张鑫将水杯放下,不紧不慢的说:“谁让你这么古板呢,只是运点感冒药罢了,又不犯法,你非得千方百计的拦着。”
路遥脸上闪过一丝了然之色,道:“张鑫你这垃圾,狗改不了吃屎。将感冒药运到国外提炼毒品……咳咳……”
张鑫理了下领带,笑道:“你别血口喷人啊,我可是国际知名企业家。这次回国,‘省招商引资局’还打电话欢迎我呢~”
路遥叹了口气,现在的自己什么都做不了,索性闭上眼睛不再说话,安静等待死亡的到来。
但张鑫却不想让眼前饱受病痛折磨、即将离世的表兄走好。
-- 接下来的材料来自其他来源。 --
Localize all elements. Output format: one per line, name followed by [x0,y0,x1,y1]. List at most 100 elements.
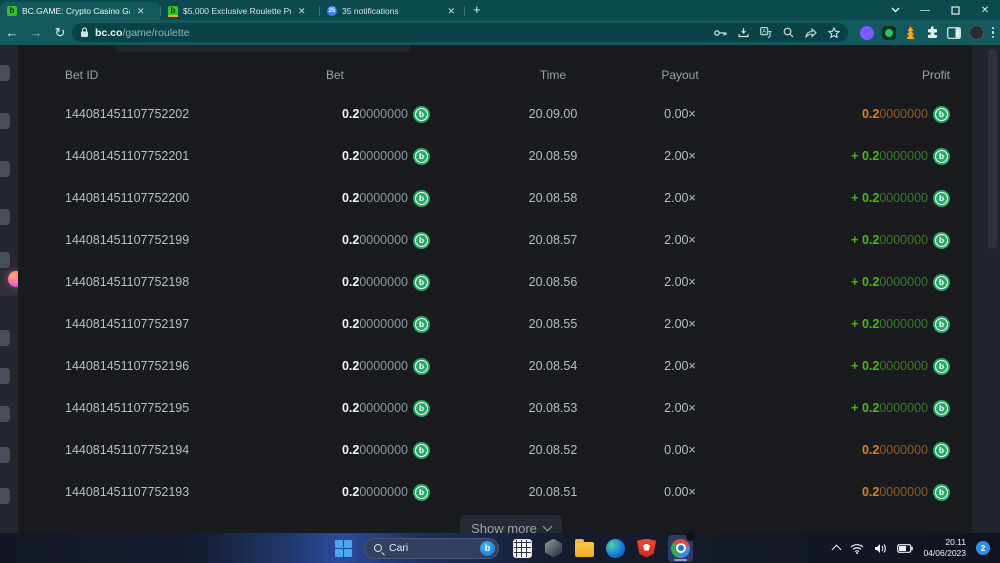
bcd-coin-icon [933,232,950,249]
tab-close-icon[interactable]: ✕ [296,6,308,17]
payout-cell: 2.00× [580,135,780,177]
maximize-button[interactable] [940,0,970,20]
tab-bcgame[interactable]: b BC.GAME: Crypto Casino Games ✕ [0,2,160,20]
sidebar-item-icon[interactable] [0,209,10,225]
bet-history-row[interactable]: 144081451107752200 0.20000000 20.08.58 2… [40,177,972,219]
search-icon [374,544,382,552]
sidebar-item-icon[interactable] [0,330,10,346]
profit-cell: 0.20000000 [862,93,950,135]
polyhedron-app-icon[interactable] [544,539,563,558]
bet-id-cell: 144081451107752194 [65,429,189,471]
clock-time: 20.11 [923,537,966,548]
tab-notifications[interactable]: 35 35 notifications ✕ [320,2,464,20]
profit-cell: + 0.20000000 [851,303,950,345]
bet-id-cell: 144081451107752202 [65,93,189,135]
tab-separator [464,6,465,16]
close-window-button[interactable]: ✕ [970,0,1000,20]
battery-icon[interactable] [897,544,913,553]
bet-history-row[interactable]: 144081451107752199 0.20000000 20.08.57 2… [40,219,972,261]
bet-history-row[interactable]: 144081451107752202 0.20000000 20.09.00 0… [40,93,972,135]
grid-app-icon[interactable] [513,539,532,558]
taskbar-clock[interactable]: 20.11 04/06/2023 [923,537,966,558]
payout-cell: 0.00× [580,429,780,471]
sidebar-item-icon[interactable] [0,161,10,177]
file-explorer-icon[interactable] [575,542,594,557]
chrome-icon [671,539,690,558]
sidebar-item-icon[interactable] [0,113,10,129]
bet-history-row[interactable]: 144081451107752196 0.20000000 20.08.54 2… [40,345,972,387]
install-app-icon[interactable] [738,27,749,38]
bet-id-cell: 144081451107752193 [65,471,189,513]
minimize-button[interactable]: — [910,0,940,20]
zoom-icon[interactable] [783,27,794,38]
translate-icon[interactable]: A [760,27,772,38]
tab-close-icon[interactable]: ✕ [135,6,147,17]
address-bar[interactable]: bc.co/game/roulette A [72,23,848,42]
profit-cell: 0.20000000 [862,429,950,471]
tab-search-chevron-icon[interactable] [880,0,910,20]
profit-cell: + 0.20000000 [851,177,950,219]
bet-history-row[interactable]: 144081451107752194 0.20000000 20.08.52 0… [40,429,972,471]
wifi-icon[interactable] [850,543,864,554]
bcd-coin-icon [933,316,950,333]
bcd-coin-icon [933,274,950,291]
windows-taskbar: Cari b 20.11 04/06/2023 2 [0,533,1000,563]
bet-history-row[interactable]: 144081451107752198 0.20000000 20.08.56 2… [40,261,972,303]
bet-id-cell: 144081451107752195 [65,387,189,429]
reload-button[interactable]: ↻ [48,25,72,41]
bet-history-row[interactable]: 144081451107752201 0.20000000 20.08.59 2… [40,135,972,177]
tab-roulette-promo[interactable]: b $5,000 Exclusive Roulette Prestig ✕ [161,2,319,20]
profit-cell: + 0.20000000 [851,345,950,387]
chrome-taskbar-button[interactable] [668,535,693,562]
bcd-coin-icon [933,400,950,417]
bet-amount-cell: 0.20000000 [240,93,430,135]
bcd-coin-icon [933,148,950,165]
payout-cell: 2.00× [580,219,780,261]
orange-extension-icon[interactable] [904,26,918,40]
sidebar-item-icon[interactable] [0,447,10,463]
profile-avatar[interactable] [969,25,984,40]
profit-cell: + 0.20000000 [851,387,950,429]
bet-history-row[interactable]: 144081451107752193 0.20000000 20.08.51 0… [40,471,972,513]
bet-amount-cell: 0.20000000 [240,261,430,303]
brave-browser-icon[interactable] [637,539,656,558]
browser-menu-icon[interactable] [992,27,995,39]
sidebar-item-icon[interactable] [0,406,10,422]
sidebar-roulette-active-icon[interactable] [8,271,18,287]
page-content: Bet ID Bet Time Payout Profit 1440814511… [0,45,1000,533]
bet-history-row[interactable]: 144081451107752195 0.20000000 20.08.53 2… [40,387,972,429]
tab-close-icon[interactable]: ✕ [445,6,457,17]
scrollbar-track[interactable] [972,45,1000,533]
volume-icon[interactable] [874,543,887,554]
new-tab-button[interactable]: + [473,2,481,17]
sidebar-item-icon[interactable] [0,368,10,384]
hidden-icons-chevron-icon[interactable] [832,545,842,555]
start-button[interactable] [335,540,352,557]
sidebar-item-icon[interactable] [0,65,10,81]
taskbar-search-box[interactable]: Cari b [364,538,499,559]
bcd-coin-icon [413,232,430,249]
scrollbar-thumb[interactable] [988,49,997,249]
password-key-icon[interactable] [714,29,727,37]
bcd-coin-icon [413,274,430,291]
sidebar-item-icon[interactable] [0,252,10,268]
bet-amount-cell: 0.20000000 [240,471,430,513]
bet-amount-cell: 0.20000000 [240,135,430,177]
col-header-payout: Payout [580,57,780,93]
table-header-row: Bet ID Bet Time Payout Profit [40,57,972,93]
browser-toolbar: ← → ↻ bc.co/game/roulette A [0,20,1000,45]
vpn-extension-icon[interactable] [860,26,874,40]
sidebar-item-icon[interactable] [0,488,10,504]
extensions-puzzle-icon[interactable] [926,26,939,39]
side-panel-icon[interactable] [947,27,961,39]
share-icon[interactable] [805,27,817,38]
bet-history-row[interactable]: 144081451107752197 0.20000000 20.08.55 2… [40,303,972,345]
green-extension-icon[interactable] [882,26,896,40]
bet-id-cell: 144081451107752201 [65,135,189,177]
bookmark-star-icon[interactable] [828,27,840,39]
edge-browser-icon[interactable] [606,539,625,558]
forward-button[interactable]: → [24,25,48,40]
bcd-coin-icon [413,484,430,501]
back-button[interactable]: ← [0,25,24,40]
notification-count-badge[interactable]: 2 [976,541,990,555]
他附身靠近,悄悄说道:琇書蛧
“表哥啊~其实呢,我这次回国主要就是见你一面,告诉你一声——你的癌,是我弄出来的~”
路遥陡然挣开眼,“你说什么!”
张鑫笑眯眯的掏出个铅盒打开,里面是件古怪的三角形饰物,仅有巴掌大小,中间是只眼睛似的图案,一看就很有年代感。
“眼熟吧?这是我亲手送你的,货真价实的古董。我在里面掺了点放射性物质,长期接触就会变成你现在这副鬼样子。”
路遥马上认出来,这是自己很喜欢的一件古物,天天摆在书桌上,时不时的把玩,没想到却是要人命的东西!
他伸出枯枝似的手臂,死死的抓住眼前人的胳膊!“你……”
“别激动~表哥,我西装很贵的。”张鑫轻松拿掉路遥的手,小心的捏起铅盒,将放射性饰物塞进他怀里。
“我赶飞机,得先走一步。你好好留着这个当做纪念吧,有机会再去你的坟头蹦迪~”
说完话,张鑫从容起身离开。临走前,还回头俏皮的眨眨眼。他原本就男生女相,此时的神态动作居然有些娇媚。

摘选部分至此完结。